Изменить размер шрифта - +
Я всё знаю про купить билет и назло кондуктору пойти пешком.

 

 

– Нет, нет, не хочу! Анна Сергеевна – невыносимо пошлый персонаж. И она неразрывно связана для меня с этой гостиницей!

– Если бы меньше читали, мы были бы глупее.

– Но, возможно, жизнь наша была бы ярче?

– Нет. Я, как и ты, всегда считал «Даму с собачкой» невыносимой пошлостью.

– А Чехова – помоечным котом душ человеческих?

– Да, как и любого писателя.

– Просто есть более талантливые помоечные коты. И от этого больнее.

– Не примеривай на себя всякую чушь.

– Забавно. Я ожидала скандала. Ревности. Возможно даже, мордобоя.

– Мечта любой девочки: последующий бьёт морду предыдущему.

– Глупо, да?

– Скорее смешно. Представь себе: два весьма себе презентабельных дяденьки замшелых годов вдруг лупят друг друга по лицам на белоснежной веранде «Ореанды». И за что? Я, напротив, благодарен господину Тихонову.

– За что?

– За то, что он упустил свой шанс. Всё, хватит. Идём прогуляемся.

– Я хочу в Балакалаву. Мне нравится мансарда нашего гостевого дома. И наша хозяйка мне нравится. И твоё… твоё небезразличие к её судьбе. Ты хороший человек, Северный.

– А тебя мотает от края до края. То ты сердишься на меня за небезразличие, то… то сама вмешиваешься в судьбу нашего Сени Соколова.

– Там, где есть слово наше, надо вмешиваться до последнего!.. Кстати, мы… приняли приглашение Тихонова на ужин?

– Тебе же интересно – так почему бы и нет.

– А ты?

– Что – я?

– Тебе же неприятно!
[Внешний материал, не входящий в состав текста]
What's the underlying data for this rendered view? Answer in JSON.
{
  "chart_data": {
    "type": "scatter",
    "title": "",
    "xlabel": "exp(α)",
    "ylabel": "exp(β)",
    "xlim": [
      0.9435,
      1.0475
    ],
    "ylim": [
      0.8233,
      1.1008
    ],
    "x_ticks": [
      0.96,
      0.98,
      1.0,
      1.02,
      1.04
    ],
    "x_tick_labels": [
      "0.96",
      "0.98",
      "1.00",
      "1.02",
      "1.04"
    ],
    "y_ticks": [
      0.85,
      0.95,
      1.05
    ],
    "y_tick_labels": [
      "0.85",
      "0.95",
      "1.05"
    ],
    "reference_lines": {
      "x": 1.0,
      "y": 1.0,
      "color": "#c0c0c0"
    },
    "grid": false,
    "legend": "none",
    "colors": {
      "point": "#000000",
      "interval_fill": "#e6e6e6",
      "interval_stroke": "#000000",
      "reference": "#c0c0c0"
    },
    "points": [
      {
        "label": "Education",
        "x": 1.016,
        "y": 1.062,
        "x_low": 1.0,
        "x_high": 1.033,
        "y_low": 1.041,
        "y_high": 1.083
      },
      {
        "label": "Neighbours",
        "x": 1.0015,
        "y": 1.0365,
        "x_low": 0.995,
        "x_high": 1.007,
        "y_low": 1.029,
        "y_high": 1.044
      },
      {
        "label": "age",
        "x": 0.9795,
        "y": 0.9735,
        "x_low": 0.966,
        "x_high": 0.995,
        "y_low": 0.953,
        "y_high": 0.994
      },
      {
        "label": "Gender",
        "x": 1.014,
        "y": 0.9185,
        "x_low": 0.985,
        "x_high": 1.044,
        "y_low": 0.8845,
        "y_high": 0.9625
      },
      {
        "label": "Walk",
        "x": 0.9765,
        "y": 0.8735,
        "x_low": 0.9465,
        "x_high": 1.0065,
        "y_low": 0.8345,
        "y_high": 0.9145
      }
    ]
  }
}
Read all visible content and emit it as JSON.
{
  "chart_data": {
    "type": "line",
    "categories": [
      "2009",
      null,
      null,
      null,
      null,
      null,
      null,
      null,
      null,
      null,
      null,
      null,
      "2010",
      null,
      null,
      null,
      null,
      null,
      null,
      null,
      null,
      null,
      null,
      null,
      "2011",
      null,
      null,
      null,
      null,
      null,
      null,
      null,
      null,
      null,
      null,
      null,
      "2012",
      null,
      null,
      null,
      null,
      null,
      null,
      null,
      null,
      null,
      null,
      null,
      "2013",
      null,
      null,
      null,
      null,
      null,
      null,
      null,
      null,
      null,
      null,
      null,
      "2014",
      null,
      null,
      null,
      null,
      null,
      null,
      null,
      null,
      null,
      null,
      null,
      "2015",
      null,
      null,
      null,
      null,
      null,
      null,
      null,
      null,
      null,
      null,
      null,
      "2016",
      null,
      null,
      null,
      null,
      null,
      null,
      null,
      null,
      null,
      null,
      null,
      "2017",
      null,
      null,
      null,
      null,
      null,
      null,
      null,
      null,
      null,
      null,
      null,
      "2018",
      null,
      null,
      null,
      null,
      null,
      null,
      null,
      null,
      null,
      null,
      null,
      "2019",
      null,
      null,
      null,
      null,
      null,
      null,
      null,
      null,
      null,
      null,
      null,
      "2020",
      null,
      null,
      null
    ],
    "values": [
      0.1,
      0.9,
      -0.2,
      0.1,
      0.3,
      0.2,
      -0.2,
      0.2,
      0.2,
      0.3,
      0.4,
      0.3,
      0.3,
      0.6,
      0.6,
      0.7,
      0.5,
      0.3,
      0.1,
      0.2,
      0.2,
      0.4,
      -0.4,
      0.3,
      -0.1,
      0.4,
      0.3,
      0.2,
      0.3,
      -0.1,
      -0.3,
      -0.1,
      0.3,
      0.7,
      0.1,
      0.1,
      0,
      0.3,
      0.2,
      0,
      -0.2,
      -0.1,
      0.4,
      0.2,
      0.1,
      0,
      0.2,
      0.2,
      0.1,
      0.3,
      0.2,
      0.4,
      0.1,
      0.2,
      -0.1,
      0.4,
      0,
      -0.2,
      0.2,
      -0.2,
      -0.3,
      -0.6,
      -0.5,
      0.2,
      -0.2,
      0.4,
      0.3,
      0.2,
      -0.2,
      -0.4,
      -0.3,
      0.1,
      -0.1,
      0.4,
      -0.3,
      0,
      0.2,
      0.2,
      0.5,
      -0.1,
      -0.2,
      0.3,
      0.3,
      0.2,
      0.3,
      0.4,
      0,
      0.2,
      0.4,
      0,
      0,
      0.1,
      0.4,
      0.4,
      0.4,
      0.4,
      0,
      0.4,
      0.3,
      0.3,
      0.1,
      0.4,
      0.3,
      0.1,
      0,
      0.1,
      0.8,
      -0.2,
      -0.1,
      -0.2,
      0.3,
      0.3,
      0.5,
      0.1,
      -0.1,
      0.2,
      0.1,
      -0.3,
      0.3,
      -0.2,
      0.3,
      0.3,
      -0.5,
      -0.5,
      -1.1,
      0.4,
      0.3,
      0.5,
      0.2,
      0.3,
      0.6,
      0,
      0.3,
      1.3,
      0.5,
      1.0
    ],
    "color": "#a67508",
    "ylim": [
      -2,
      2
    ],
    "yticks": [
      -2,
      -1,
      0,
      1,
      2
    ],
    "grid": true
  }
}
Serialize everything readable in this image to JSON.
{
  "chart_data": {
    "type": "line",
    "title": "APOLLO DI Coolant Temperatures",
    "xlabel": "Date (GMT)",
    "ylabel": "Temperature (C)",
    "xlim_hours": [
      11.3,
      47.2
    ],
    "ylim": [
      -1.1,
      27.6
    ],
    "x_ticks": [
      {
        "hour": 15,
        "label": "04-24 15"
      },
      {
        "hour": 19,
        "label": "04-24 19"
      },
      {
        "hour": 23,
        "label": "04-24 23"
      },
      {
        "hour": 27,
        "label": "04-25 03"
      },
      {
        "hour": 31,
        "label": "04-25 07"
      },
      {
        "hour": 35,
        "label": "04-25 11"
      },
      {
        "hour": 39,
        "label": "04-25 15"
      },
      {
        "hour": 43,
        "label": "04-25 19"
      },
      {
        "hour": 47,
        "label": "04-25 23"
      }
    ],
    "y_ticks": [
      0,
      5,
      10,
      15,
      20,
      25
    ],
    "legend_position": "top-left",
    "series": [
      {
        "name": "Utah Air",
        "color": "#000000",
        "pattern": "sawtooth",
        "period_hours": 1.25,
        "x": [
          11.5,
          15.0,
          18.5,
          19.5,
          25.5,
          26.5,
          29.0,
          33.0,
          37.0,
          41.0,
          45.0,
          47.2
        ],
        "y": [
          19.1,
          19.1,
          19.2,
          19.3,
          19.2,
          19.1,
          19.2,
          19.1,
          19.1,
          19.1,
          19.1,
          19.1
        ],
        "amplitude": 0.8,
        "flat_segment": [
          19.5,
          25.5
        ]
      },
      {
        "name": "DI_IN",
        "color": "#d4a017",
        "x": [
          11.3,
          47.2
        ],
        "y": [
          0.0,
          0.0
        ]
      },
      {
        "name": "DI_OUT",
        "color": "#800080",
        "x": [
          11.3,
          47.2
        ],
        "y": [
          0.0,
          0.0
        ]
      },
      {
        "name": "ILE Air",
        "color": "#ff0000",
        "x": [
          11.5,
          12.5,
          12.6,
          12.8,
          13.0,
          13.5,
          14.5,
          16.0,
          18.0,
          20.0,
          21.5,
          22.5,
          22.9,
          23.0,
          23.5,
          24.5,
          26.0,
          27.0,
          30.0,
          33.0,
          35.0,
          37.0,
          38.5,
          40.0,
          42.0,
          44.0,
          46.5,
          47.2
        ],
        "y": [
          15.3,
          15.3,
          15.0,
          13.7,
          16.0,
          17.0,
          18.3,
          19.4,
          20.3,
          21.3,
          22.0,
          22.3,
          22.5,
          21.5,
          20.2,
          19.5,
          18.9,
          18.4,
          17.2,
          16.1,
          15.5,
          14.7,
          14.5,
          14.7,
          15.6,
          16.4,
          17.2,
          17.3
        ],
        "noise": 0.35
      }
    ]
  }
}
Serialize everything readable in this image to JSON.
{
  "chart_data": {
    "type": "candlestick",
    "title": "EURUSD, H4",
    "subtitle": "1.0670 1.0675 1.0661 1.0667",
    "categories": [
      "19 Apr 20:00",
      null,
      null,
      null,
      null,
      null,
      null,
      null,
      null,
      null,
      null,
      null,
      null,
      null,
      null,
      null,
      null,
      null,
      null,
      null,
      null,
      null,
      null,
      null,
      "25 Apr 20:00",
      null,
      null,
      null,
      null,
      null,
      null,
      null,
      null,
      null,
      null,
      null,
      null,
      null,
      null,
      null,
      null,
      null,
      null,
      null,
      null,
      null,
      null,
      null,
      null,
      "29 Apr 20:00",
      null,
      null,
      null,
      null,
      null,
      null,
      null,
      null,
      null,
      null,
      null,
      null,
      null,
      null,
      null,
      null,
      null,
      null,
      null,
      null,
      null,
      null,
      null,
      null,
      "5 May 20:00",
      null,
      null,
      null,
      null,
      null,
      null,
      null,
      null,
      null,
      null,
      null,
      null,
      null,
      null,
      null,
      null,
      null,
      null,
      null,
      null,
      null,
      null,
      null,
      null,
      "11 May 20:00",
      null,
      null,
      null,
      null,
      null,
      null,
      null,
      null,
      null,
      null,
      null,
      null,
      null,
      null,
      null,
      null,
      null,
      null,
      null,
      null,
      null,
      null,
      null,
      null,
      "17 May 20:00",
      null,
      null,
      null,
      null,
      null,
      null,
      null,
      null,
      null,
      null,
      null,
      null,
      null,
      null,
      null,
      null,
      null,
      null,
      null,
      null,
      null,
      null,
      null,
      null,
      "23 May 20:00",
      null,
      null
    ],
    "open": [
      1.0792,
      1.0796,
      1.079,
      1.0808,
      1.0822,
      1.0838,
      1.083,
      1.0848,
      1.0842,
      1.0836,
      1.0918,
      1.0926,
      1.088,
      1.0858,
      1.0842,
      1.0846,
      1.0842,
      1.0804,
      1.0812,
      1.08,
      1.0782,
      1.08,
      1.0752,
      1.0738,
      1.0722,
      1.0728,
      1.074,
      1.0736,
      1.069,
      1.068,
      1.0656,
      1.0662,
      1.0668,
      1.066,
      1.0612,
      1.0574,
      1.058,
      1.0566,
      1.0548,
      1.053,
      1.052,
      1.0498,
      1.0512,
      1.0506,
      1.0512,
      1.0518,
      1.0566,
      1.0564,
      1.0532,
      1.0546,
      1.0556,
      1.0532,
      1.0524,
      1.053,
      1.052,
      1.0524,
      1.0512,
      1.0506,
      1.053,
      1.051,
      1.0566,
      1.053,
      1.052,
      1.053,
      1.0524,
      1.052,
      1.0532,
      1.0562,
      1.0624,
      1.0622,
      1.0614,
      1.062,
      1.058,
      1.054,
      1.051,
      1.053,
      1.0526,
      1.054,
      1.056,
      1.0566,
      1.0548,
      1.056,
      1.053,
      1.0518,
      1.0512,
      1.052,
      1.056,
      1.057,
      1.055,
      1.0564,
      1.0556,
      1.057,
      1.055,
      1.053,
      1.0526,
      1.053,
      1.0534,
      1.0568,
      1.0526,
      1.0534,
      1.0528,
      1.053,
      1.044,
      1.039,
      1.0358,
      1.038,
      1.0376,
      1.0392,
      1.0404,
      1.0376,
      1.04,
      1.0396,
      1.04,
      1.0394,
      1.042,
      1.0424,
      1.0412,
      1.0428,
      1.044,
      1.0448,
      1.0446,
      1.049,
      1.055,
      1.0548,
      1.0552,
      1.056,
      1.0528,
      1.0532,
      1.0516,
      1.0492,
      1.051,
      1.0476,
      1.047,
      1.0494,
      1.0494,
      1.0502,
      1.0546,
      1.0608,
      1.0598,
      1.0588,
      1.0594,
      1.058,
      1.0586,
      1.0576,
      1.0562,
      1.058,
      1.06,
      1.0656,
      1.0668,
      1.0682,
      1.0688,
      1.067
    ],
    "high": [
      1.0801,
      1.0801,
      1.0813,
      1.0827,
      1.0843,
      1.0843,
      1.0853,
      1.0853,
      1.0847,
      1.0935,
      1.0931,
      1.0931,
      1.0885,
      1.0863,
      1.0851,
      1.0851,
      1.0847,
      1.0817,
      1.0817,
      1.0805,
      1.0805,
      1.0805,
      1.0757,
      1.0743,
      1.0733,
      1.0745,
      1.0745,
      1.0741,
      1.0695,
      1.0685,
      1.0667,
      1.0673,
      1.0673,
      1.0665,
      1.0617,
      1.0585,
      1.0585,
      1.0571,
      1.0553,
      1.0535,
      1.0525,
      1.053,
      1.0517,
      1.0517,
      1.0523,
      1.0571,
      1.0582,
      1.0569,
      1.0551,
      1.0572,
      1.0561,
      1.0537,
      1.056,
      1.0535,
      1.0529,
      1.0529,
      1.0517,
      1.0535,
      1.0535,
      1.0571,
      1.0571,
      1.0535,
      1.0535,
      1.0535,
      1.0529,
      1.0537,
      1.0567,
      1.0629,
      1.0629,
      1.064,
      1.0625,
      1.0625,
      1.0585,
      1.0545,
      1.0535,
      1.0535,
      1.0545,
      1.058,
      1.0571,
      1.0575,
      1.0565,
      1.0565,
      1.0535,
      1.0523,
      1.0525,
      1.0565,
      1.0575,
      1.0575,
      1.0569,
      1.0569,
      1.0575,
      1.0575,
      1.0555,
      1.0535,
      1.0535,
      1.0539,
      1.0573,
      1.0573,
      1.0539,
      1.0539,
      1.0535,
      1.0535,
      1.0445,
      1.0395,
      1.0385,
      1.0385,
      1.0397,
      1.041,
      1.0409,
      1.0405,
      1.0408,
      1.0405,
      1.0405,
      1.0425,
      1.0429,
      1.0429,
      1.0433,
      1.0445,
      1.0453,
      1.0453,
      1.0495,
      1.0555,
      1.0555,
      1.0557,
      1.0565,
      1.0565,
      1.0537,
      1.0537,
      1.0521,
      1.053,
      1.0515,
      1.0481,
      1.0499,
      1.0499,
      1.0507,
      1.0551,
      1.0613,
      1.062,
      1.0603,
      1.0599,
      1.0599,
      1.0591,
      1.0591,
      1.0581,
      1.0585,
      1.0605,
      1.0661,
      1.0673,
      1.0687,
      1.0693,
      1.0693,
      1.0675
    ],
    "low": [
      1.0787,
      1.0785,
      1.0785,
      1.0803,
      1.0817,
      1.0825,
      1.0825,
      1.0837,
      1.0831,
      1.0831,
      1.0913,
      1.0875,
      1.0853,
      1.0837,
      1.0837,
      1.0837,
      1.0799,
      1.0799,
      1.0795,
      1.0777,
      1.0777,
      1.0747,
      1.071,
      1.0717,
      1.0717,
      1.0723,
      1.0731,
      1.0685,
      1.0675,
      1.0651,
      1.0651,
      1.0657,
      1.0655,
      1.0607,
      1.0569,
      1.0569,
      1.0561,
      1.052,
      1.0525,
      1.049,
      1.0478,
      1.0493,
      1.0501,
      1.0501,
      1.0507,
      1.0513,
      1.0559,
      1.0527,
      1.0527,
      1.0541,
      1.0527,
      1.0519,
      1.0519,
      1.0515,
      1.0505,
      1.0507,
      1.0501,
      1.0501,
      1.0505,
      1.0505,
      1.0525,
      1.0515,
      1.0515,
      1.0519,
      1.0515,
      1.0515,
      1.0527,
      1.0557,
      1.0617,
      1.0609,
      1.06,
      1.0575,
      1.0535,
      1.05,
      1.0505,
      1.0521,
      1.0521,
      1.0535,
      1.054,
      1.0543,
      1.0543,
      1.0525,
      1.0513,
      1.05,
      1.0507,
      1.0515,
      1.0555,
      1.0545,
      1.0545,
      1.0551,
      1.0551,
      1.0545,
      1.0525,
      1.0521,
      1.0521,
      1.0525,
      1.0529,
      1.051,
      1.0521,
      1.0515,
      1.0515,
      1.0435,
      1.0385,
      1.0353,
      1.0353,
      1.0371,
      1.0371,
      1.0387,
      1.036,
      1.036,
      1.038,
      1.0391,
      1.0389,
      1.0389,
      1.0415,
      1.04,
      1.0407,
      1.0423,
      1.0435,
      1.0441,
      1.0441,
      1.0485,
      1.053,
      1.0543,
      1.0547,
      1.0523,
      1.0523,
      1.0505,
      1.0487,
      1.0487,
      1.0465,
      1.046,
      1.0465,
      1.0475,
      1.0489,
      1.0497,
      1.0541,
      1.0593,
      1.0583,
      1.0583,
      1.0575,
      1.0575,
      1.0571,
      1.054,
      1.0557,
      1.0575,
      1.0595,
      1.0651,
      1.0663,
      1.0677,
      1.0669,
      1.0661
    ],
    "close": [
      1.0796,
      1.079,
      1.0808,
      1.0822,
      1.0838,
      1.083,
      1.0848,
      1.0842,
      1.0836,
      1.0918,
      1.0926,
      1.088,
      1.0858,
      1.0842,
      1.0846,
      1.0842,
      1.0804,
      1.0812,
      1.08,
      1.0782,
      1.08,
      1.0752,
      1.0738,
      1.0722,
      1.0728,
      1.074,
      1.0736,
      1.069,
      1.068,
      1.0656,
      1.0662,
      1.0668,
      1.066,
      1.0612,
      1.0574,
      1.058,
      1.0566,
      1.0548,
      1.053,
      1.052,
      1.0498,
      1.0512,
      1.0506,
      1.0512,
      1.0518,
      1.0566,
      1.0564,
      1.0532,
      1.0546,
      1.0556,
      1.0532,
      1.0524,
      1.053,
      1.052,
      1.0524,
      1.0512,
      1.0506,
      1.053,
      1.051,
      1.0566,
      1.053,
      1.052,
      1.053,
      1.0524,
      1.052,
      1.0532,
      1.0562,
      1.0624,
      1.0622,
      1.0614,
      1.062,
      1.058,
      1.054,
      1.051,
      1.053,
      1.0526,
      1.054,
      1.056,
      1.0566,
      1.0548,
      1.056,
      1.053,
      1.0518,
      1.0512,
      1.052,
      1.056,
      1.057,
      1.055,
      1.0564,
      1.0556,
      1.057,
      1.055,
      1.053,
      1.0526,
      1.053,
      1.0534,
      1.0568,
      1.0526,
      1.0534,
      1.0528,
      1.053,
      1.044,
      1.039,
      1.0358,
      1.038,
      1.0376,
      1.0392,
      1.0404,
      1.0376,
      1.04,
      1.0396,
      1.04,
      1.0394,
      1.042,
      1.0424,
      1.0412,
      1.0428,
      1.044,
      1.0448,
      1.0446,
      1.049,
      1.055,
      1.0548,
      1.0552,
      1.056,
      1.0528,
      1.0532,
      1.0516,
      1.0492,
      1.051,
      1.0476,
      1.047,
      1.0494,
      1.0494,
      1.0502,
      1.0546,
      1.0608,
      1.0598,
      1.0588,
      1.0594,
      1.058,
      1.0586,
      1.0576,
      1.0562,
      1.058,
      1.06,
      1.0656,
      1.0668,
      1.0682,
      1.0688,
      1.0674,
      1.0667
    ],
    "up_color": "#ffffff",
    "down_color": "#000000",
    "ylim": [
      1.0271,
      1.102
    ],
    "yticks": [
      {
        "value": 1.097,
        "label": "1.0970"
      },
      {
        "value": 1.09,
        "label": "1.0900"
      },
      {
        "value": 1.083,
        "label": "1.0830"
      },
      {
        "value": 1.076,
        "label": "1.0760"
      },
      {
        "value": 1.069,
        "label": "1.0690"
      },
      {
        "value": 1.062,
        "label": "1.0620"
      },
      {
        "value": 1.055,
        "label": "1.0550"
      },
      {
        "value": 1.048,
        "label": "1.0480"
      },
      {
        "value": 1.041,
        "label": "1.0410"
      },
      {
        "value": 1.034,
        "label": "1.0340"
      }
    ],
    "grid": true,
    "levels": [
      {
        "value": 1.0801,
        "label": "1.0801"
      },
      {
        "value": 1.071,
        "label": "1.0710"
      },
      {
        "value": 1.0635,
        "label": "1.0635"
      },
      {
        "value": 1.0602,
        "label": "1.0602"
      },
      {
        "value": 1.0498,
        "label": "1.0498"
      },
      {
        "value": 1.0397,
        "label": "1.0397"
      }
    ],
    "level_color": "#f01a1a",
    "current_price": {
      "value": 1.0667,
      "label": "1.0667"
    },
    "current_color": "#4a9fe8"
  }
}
Наверное…

– Не настолько, чтобы самцовость затмила пытливый ум исследователя.

– Всё смеёшься, Северный?

– Ну, не Сева – и уже хорошо.

– Нет, ты всё-таки смеёшься!

 

Весь день они с Алёной провели в Ялте. Была и канатная дорога, и посиделки на морвокзальчике, и пешим ходом – по извитым улочкам, и кабачок с шахматными досками, и всё то, что было прежде поодиночке, но вдвоём обретало новый смысл. Незачем таскать за собой багаж из прошлого – всё его содержимое как минимум вышло из моды. Другое дело – солнце, море, горы…

 

 

 

Было уже два часа ночи, когда Всеволод Алексеевич позвонил в квартиру Маргариты Павловны.

 

– Я не сплю, Всеволод Алексеевич. Бессонница. К тому же завтра Васины похороны. Заходите. Тем более что я тоже хотела с вами поговорить…

 

Полковник Шекерханов пил то с теми, то с этими – за упокой души покойного, но не пьянел и только всё больше хмурился.

 

 

 

– Но я не могу представить себе, чтобы Маргарита Павловна из ревности всадила нож в своего мужа.

– Тем более что она давно знала.

– Да?

– Да.

– И тебе она тоже сама сказала?

– Да.

– Эх, Северный, тебе бы по следственной части пойти – цены б не было. Так и тянет баб тебе душу излить.

– Если бы я был следователем, они бы мне душу не изливали, Саш… – Всеволод Алексеевич мягко улыбнулся.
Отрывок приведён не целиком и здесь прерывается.